Take a federated, open source data search and indexing system like YaCy. Configure it so that you have a personal search engine. Assuming for the sake of this discussion that you have enough bandwidth to participate in the global YaCy network, do not configure it for Robinson Mode (not participating in the global YaCy network), just leave it as-is. Now, pull up the RSS feed for your Shaarli instance by adding ?do=rss to the end of the URL; for example, here's mine. If you have any private links in there don't worry, they won't appear in the RSS or ATOM feed. Tell YaCy to load your Shaarli RSS feed:
- YaCy Administration Page
- Index Export/Import
- RSS Feed Importer
- Paste your Shaarli RSS feed's URL here
- Click "Show RSS items" to make sure it can load the feed
- Change the indexing selector so that it says "Scheduled"

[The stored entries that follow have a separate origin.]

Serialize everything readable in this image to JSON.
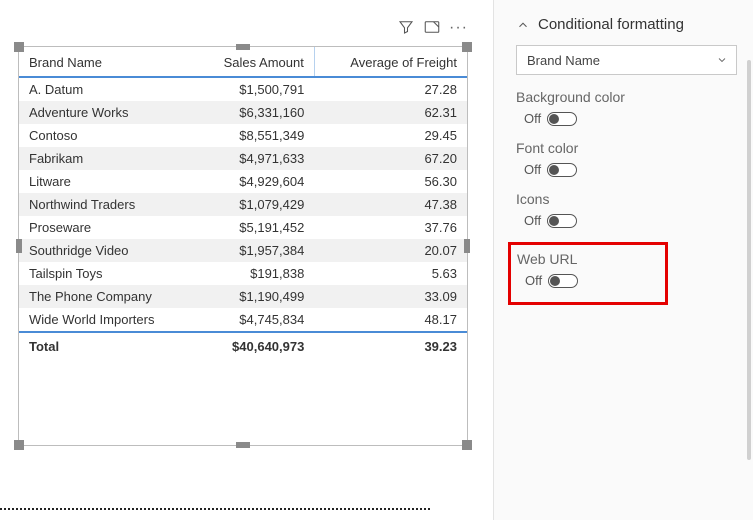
{
  "toolbar": {
    "filter_icon": "filter",
    "focus_icon": "focus-mode",
    "more_icon": "more"
  },
  "table": {
    "columns": [
      "Brand Name",
      "Sales Amount",
      "Average of Freight"
    ],
    "rows": [
      {
        "brand": "A. Datum",
        "sales": "$1,500,791",
        "freight": "27.28"
      },
      {
        "brand": "Adventure Works",
        "sales": "$6,331,160",
        "freight": "62.31"
      },
      {
        "brand": "Contoso",
        "sales": "$8,551,349",
        "freight": "29.45"
      },
      {
        "brand": "Fabrikam",
        "sales": "$4,971,633",
        "freight": "67.20"
      },
      {
        "brand": "Litware",
        "sales": "$4,929,604",
        "freight": "56.30"
      },
      {
        "brand": "Northwind Traders",
        "sales": "$1,079,429",
        "freight": "47.38"
      },
      {
        "brand": "Proseware",
        "sales": "$5,191,452",
        "freight": "37.76"
      },
      {
        "brand": "Southridge Video",
        "sales": "$1,957,384",
        "freight": "20.07"
      },
      {
        "brand": "Tailspin Toys",
        "sales": "$191,838",
        "freight": "5.63"
      },
      {
        "brand": "The Phone Company",
        "sales": "$1,190,499",
        "freight": "33.09"
      },
      {
        "brand": "Wide World Importers",
        "sales": "$4,745,834",
        "freight": "48.17"
      }
    ],
    "total": {
      "label": "Total",
      "sales": "$40,640,973",
      "freight": "39.23"
    }
  },
  "panel": {
    "section_title": "Conditional formatting",
    "field_selected": "Brand Name",
    "options": {
      "bg": {
        "label": "Background color",
        "state": "Off"
      },
      "font": {
        "label": "Font color",
        "state": "Off"
      },
      "icons": {
        "label": "Icons",
        "state": "Off"
      },
      "url": {
        "label": "Web URL",
        "state": "Off"
      }
    }
  }
}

- Change the schedule to "Every 1 day"
- Click the "Add All Items to Index (full content of url)" button to tell YaCy to pull that RSS feed every week and index every item it finds.
What this does it tell YaCy to pull the RSS feed of your bookmark collection daily and index whatever new entries it finds. This will slowly grow a search index of new websites as you bookmark them. If you've configured YaCy to participate in the global YaCy peer-to-peer network, you are also helping the global index of the Internet it's building to grow by adding carefully curated links to things you find personally useful and/or interesting.
The $64kus question is, will this replace Google? An honest answer is, no, probably not. Google is a megacorp that throws billions of dollars at software development every year, with armies of software developers working around the clock. The YaCy network is run by a bunch of computer enthusiasts. What this does accomplish, however, is help construct a search engine that does not have a filter bubble (or at least, less of a filter bubble) because there are no profiling and ranking algorithms deciding what to show or not show a given user at a given time. The contents of the YaCy search index will be more carefully curated because they were selected by people for specific reasons with specific outcomes in mind. You will probably not get the perfectly tailored search results of Google, but you will get search results that are definitely relevant to your interests because they were added by someone with similar interests and needs to your own. Could it be gamed? Probably. It would be difficult because a rogue YaCy instance would need to be hacked to index specific data in specific, bad actor defined ways. It would be difficult but not impossible, and probably not worth the time and effort which could be "better" spent gaming Google, Bing, et al with easier and better known tactics.